PVWA post-hardening tasks
This topic describes on-going tasks that you must perform manually after running the hardening script, and on a periodic basis, for example, if you change something in the environment (add servers, upgrade a version), after an operating system upgrade, or as part of general maintenance activities.
These tasks are necessary for all types of deployments and are part of maintaining your system.
Update your operating system
Microsoft releases periodic updates (security updates and service packs) to address security issues that have been discovered in their software. Make sure your operating system is updated to the latest version.
You can install the updates in either of the following ways:
- Manually install updates and service packs.
- Automatically install with Server Update Services (WSUS), which is located on a corporate network.
Install an anti-virus solution
In today’s world, the pace of virus development is very fast. Servers without anti-virus protection are exposed to two risks:
- Server infected with viruses that might damage the server and the entire network.
- Trojan horses that are planted to allow remote control of the server and to all the information on it.
Install an anti-virus solution and update it as needed.
Validate proper server roles
Server roles can be set using the Server Manager. Ensure that unnecessary roles are not installed on the server
Restrict network protocols
Install only the required protocols and remove unnecessary ones.
For example, only TCP/IP protocols are necessary. Ensure that no additional protocols such as IPX or NetBEUI are allowed.
Rename default accounts
We recommend that you change the names of both the Administrator and the guest account to names that don't provide information about their permissions.
We also recommend that you create a new locked and unprivileged Administrator user name as bait.
Secure PKI authentication
Public Key Infrastructure (PKI) authentication is a common authentication for smart card or other client certificate authentication types to IIS applications.

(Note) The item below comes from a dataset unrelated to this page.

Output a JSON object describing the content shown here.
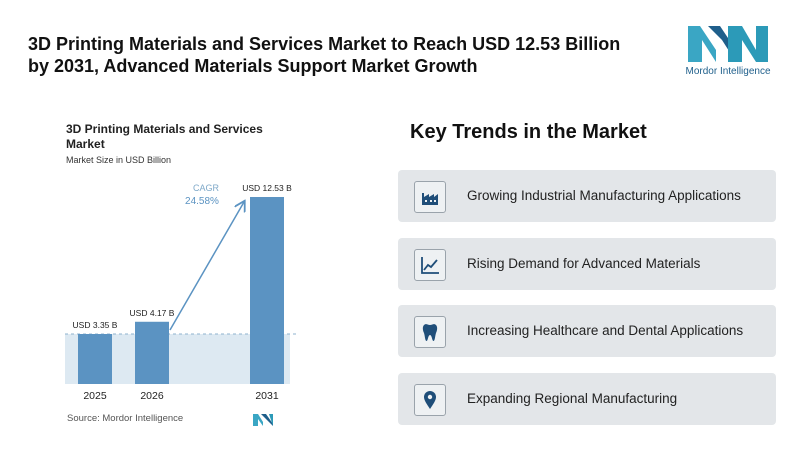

PVWA supports PKI authentication using different types of smart cards.
Each PKI certificate is signed by a certificate authority and is trusted by the server. In order to make PKI authentication more secure, we recommend removing all other trusted CAs from the certificate store on the PVWA server, except the CA that the organization uses to verify the client's certificate.
In addition, as the machine’s certificate store can be updated via Windows Updates, make sure that no trusted CA was added after the Windows Updates installation.
Remove unneeded application pools
It is important to remove all unnecessary application pools that are installed by default with the IIS server. In addition, all application pools must be configured as Integrated, because Classic mode has known vulnerabilities.
Keep the following application pools only:
- DefaultAppPool (Managed Pipeline Mode = Integrated)
- PasswordVaultWebAccess (Managed Pipeline Mode = Integrated)
The PVWA application pool name can be changed.
To remove all other application pools:
In the run window, run inetmgr.
Expand your site node and open Application Pools.
Remove all application pools, except for DefaultAppPool and PasswordVaultWebAccessPool.
If you changed the PasswordVaultWebAccessPool application pool name, make sure that you do not delete it.